Gudrun se sentait épuisée, fébrile, vidée. Et trahie, également. Son âme-forte avait encore pris le contrôle de son corps ; mais cette fois, elle était demeurée consciente de ce phénomène, spectatrice impuissante d’un affrontement titanesque qu’elle avait cru perdu d’avance. La jeune femme leva ses mains moites et tremblantes devant elle pour les scruter derrière le voile épars de ses cheveux de nuit. Quel contraste entre leur faiblesse présente et la fermeté de leur poigne sur le Marteau des Âmes quelques instants auparavant ! Jamais elle ne serait cru capable d’une telle force : même mu par cette présence puissante, son corps restait identique… Non ?

Pas tout à fait, Gudrun. Je t’ai investie d’un fragment de mon pouvoir d’antan. C’était préférable, vu ton état des derniers jours. Qui plus est, cette relique prête sa force au porteur qu’elle choisit.

La jeune Deux-Âmes fit la moue. Elle ne comprenait pas pour autant qu’elle eût pu vaincre ces redoutables monstres. C’est alors que l’évidence la frappa :

— Tu m’as menti.

Pour la première fois depuis son Investiture, son âme-forte accusa le coup. En écho, le cœur de Gudrun manqua un battement. L’esprit nia.

— Si. Tu m’avais dit qu’en l’état, le Marteau ne pouvait pas tuer les Rougeâmes. Pourtant, il les a absorbés. Je l’ai vu se teinter d’écarlate tandis qu’il buvait leur essence. Je l’ai senti gagner en puissance à chaque coup. Qu’as-tu à répondre à cela ?

Illusion ! Tout paraît rouge aux lueurs du couchant. Quand à cette sensation de force grandissante, c’est l’ivresse du combat, rien de plus. Le Marteau des Âmes...

— Je ne te crois pas, coupa sèchement la jeune fille.

Silence ! On vient.

Gudrun ne voulait pas se taire. Elle ne voulait pas se rendre aux explications peu satisfaisantes de son âme-forte. Elle redressa les épaules, furieuse, ouvrit la bouche pour riposter, la referma. La bulle dans laquelle elle s’était isolée sans le vouloir éclata en même temps que les cris de victoire des alliés qui convergeaient vers elle, avec les chefs des différentes délégations à leur tête. Même les Sylvâmes, invisibles pendant l’assaut car incapables de se battre à découvert, étaient sortis de leur cachette dans les bois tout proches.

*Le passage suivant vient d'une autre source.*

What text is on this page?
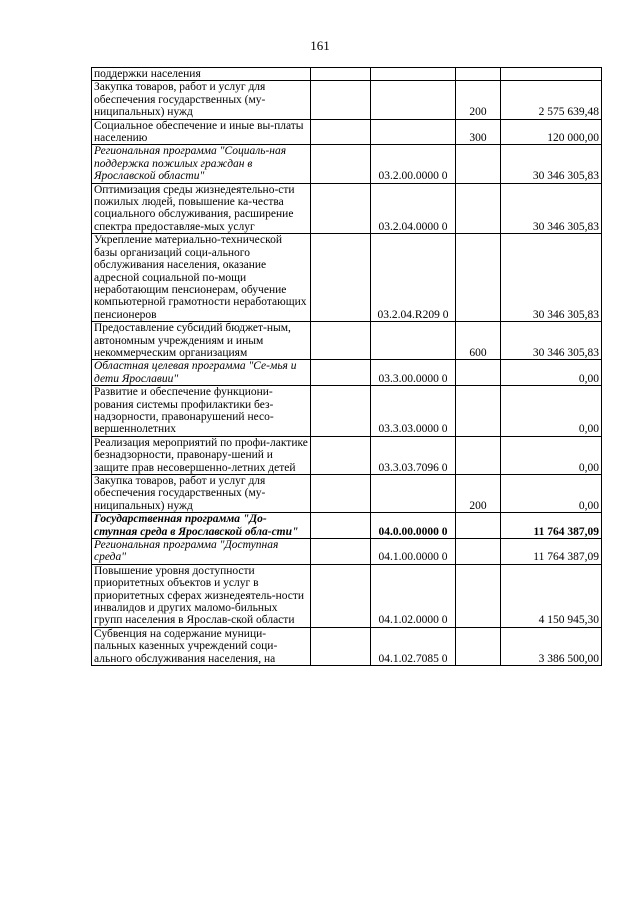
161
поддержки населения				
Закупка товаров, работ и услуг для обеспечения государственных (му-ниципальных) нужд			200	2 575 639,48
Социальное обеспечение и иные вы-платы населению			300	120 000,00
Региональная программа "Социаль-ная поддержка пожилых граждан в Ярославской области"		03.2.00.0000 0		30 346 305,83
Оптимизация среды жизнедеятельно-сти пожилых людей, повышение ка-чества социального обслуживания, расширение спектра предоставляе-мых услуг		03.2.04.0000 0		30 346 305,83
Укрепление материально-технической базы организаций соци-ального обслуживания населения, оказание адресной социальной по-мощи неработающим пенсионерам, обучение компьютерной грамотности неработающих пенсионеров		03.2.04.R209 0		30 346 305,83
Предоставление субсидий бюджет-ным, автономным учреждениям и иным некоммерческим организациям			600	30 346 305,83
Областная целевая программа "Се-мья и дети Ярославии"		03.3.00.0000 0		0,00
Развитие и обеспечение функциони-рования системы профилактики без-надзорности, правонарушений несо-вершеннолетних		03.3.03.0000 0		0,00
Реализация мероприятий по профи-лактике безнадзорности, правонару-шений и защите прав несовершенно-летних детей		03.3.03.7096 0		0,00
Закупка товаров, работ и услуг для обеспечения государственных (му-ниципальных) нужд			200	0,00
Государственная программа "До-ступная среда в Ярославской обла-сти"		04.0.00.0000 0		11 764 387,09
Региональная программа "Доступная среда"		04.1.00.0000 0		11 764 387,09
Повышение уровня доступности приоритетных объектов и услуг в приоритетных сферах жизнедеятель-ности инвалидов и других маломо-бильных групп населения в Ярослав-ской области		04.1.02.0000 0		4 150 945,30
Субвенция на содержание муници-пальных казенных учреждений соци-ального обслуживания населения, на		04.1.02.7085 0		3 386 500,00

Le regard de Gudrun croisa celui de sa Grande Mère. Elle se sentit rougir face à la gravité de la vénérable Eir. Sur ses traits burinés, elle lut à la fois de la curiosité, de la satisfaction, de la peur… De la peur ? Pourquoi ?

Mais elle n’eut pas le temps d’y réfléchir qu’une main se posait sur son épaule par derrière. Elle sursauta, se retourna en tombant sur les fesses.

— Du calme, Gudrun. Ce n’est que moi.

— Harald !

Le cœur encore battant, elle tendit la main vers le Chasseur penché vers elle. Il lui sourit et l’aida à se relever. Face à son expression chaleureuse, elle sentit les nuages qui alourdissaient son âme se dissiper : elle se sentait enfin en sécurité, chose qui ne lui était pas arrivée depuis… depuis la catastrophe qui avait décimé leur tribu. Pourquoi ? Mais elle n’avait pas le temps d’analyser ses ressentis maintenant.

— Tu as accompli un exploit digne de ceux d’Hedda la Folle, aujourd’hui.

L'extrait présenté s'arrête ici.